Actually, my first day at Harris Pub. was September 13, 1999. That’s right, three years from the day that rap’s rebel succumbed to gunshot wounds. While another shooting a few months later (anyone remember Puffy, Shyne and J. Lo rollin’ through Club New York?) would help launch XXL’s dominance, I soon recognized that although one of hip-hop’s biggest stars wasn’t physically with us, he was far from forgotten. Two years later, I did our first tribute issue to ’Pac, and the results were phenomenal. Even a blind man could see this was a winning formula, so I ran with it: ’Pac tribute, Biggie tribute, ’Pac tribute… Mo’ money, no problems.

It amazed me then—and still does—that hip-hop all of a sudden revolves around 2Pac and Biggie Smalls. I’m 35 years old, and from the era when Run-DMC kicked in the door and made a young biracial boy proud to be from the Q borough. Rappers, DJs, b-boys and graf artists came before them, but it’s the Hollis, Queens, trio that brought this culture to the mainstream. Made it a business. None of us making bread off hip-hop need to look far to figure out who we need to thank in our “rap pays my bills” acceptance speeches. It’s Run, D and the homie in heaven standing behind two white turntables. It’s a shame what Darryl and Joe have become in their latter years (Who’s crappy show? My crappy show!). But all in all, we can’t touch them with an 8-foot pole, you assholes.

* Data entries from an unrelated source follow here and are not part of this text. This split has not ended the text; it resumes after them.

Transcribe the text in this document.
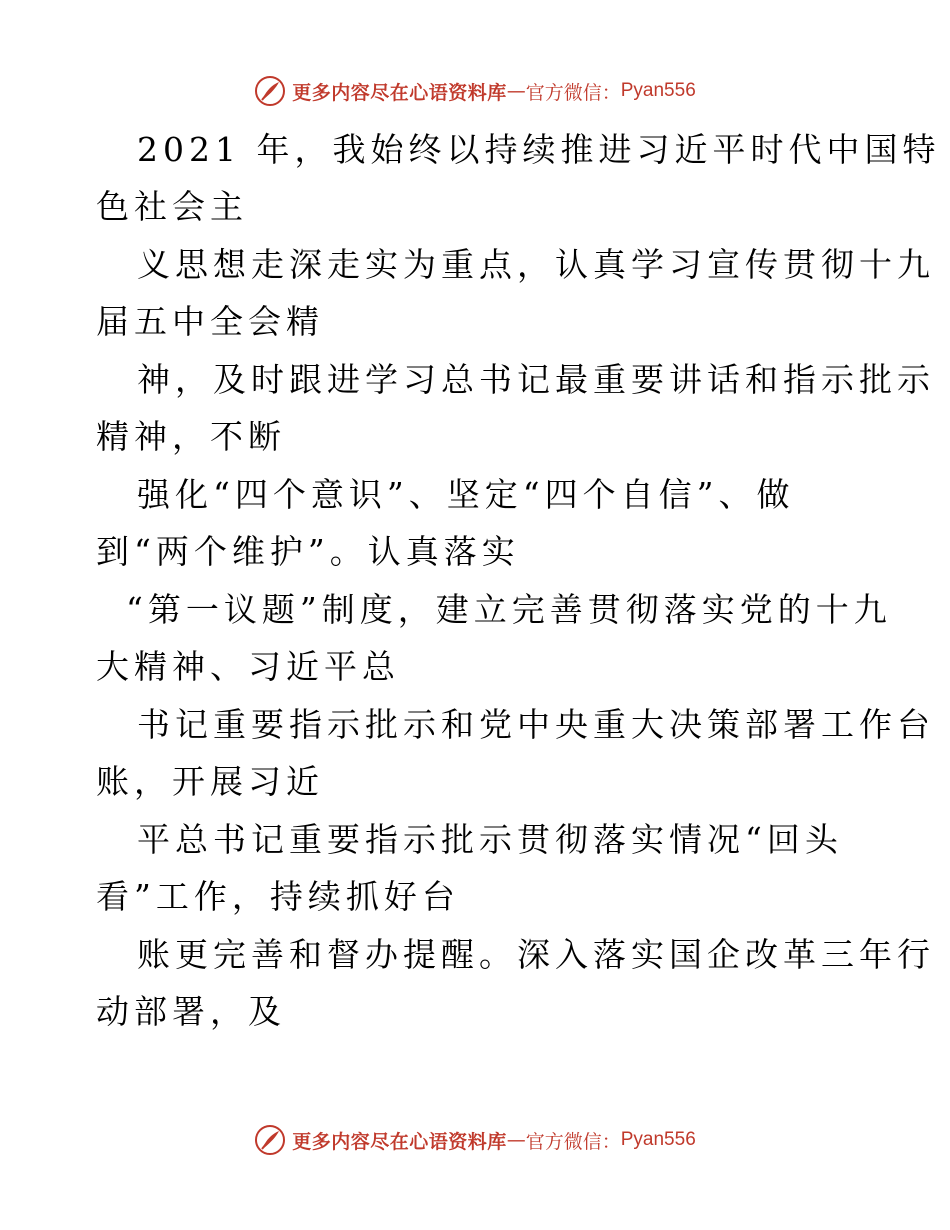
更多内容尽在心语资料库 — 官方微信： Pyan556
2021 年，我始终以持续推进习近平时代中国特
色社会主
义思想走深走实为重点，认真学习宣传贯彻十九
届五中全会精
神，及时跟进学习总书记最重要讲话和指示批示
精神，不断
强化“四个意识”、坚定“四个自信”、做
到“两个维护”。认真落实
“第一议题”制度，建立完善贯彻落实党的十九
大精神、习近平总
书记重要指示批示和党中央重大决策部署工作台
账，开展习近
平总书记重要指示批示贯彻落实情况“回头
看”工作，持续抓好台
账更完善和督办提醒。深入落实国企改革三年行
动部署，及
更多内容尽在心语资料库 — 官方微信： Pyan556
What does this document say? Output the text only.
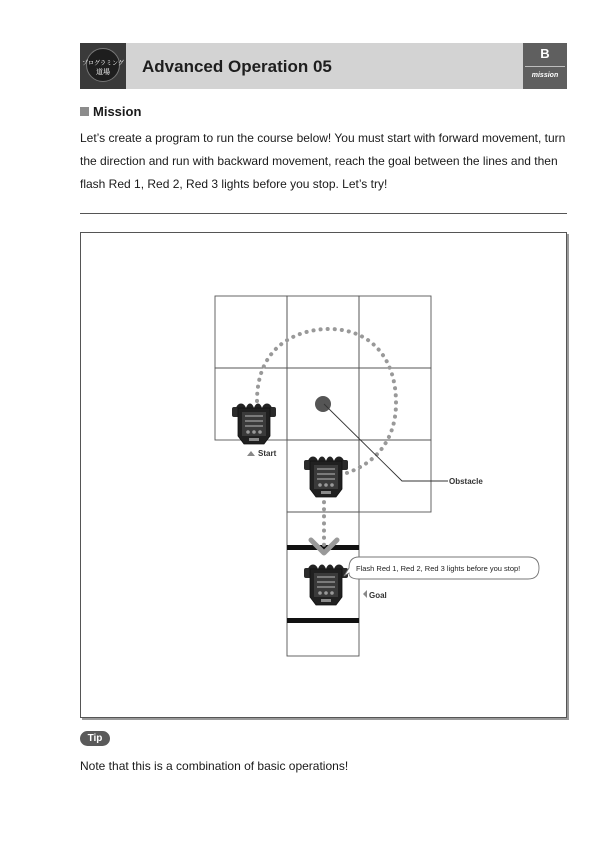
プログラミング
道場 Advanced Operation 05
B
mission
Mission

Let’s create a program to run the course below! You must start with forward movement, turn the direction and run with backward movement, reach the goal between the lines and then flash Red 1, Red 2, Red 3 lights before you stop. Let’s try!

Obstacle
Start
Goal
Flash Red 1, Red 2, Red 3 lights before you stop!
Tip
Note that this is a combination of basic operations!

This is exactly how rap’s new generation feels about Biggie and ’Pac. They’ll never be replaced. They died at the height of their fame, so it’s unfair to compare their musical body of work with other rap legends. All that we can all agree on is that at their best they were two of the greatest to ever do it. But it’s the public’s fascination with Tupac that takes things to a whole nother level. He’s more than just an MC. He’s an icon. He’s Ali to the young Gs. Jay may have killed throwback jerseys with half a bar or two and taught us the difference between a 4.0 and a 4.6, but no one will ever come close to being as influential as Mr. Shakur.

I think “influence” gets misconstrued with “greatness.” To keep it a hundred, I’ll never say that 2Pac is the G.O.A.T. when it comes to the MIC. Still, I was wrong about his song-making prowess. After he died, I started bumping his music a hell of a lot more and began to catch on to what the kids were preaching. It’s hard to argue that there’s another rapper who struck your emotions as hard as ’Pac. He’s the forefather of fight music. “Hit ’Em Up” is so exhilarating, you can almost forget how heinous an attack it is on Bad Boy and B.I.G.

I don’t really listen to too much posthumous ’Pac stuff. But the son of a Black Panther still has permanent “greatest hits” playlists in my iTunes and iPods. I love “Pain,” “Definition of a Thug Nigga,” “Ambitionz Az a Ridah” (of course), “So Many Tears,” “How Do U Want It,” “Holler If Ya Hear Me” and the entire Makaveli CD, minus a few clunkers. Hey, no one’s perfect.

With 2Pac there’s no such thing as a perfect ending. This issue’s tribute pays homage to all of ’Pac’s accomplishments since his passing. He’s had a better career in death than most rappers will ever see. He keeps making history, so how can we not keep documenting his second incarnation. It’s not like I’m taking any covers away from deserving ones. As proven in this month’s 360 opener, hip-hop’s fourth-quarter release schedule is shakier than Mel Gibson’s alibi. ’Pac would be ashamed of you lazy bastards. And if ’Pac was alive, XXL would be his favorite magazine. Ha! I said it! That’s blasphemy!

R.I.P. Thug,

Elliott Wilson

Real talk: ’Pac would probably be riding with Vibe. My wife really knew the nigga.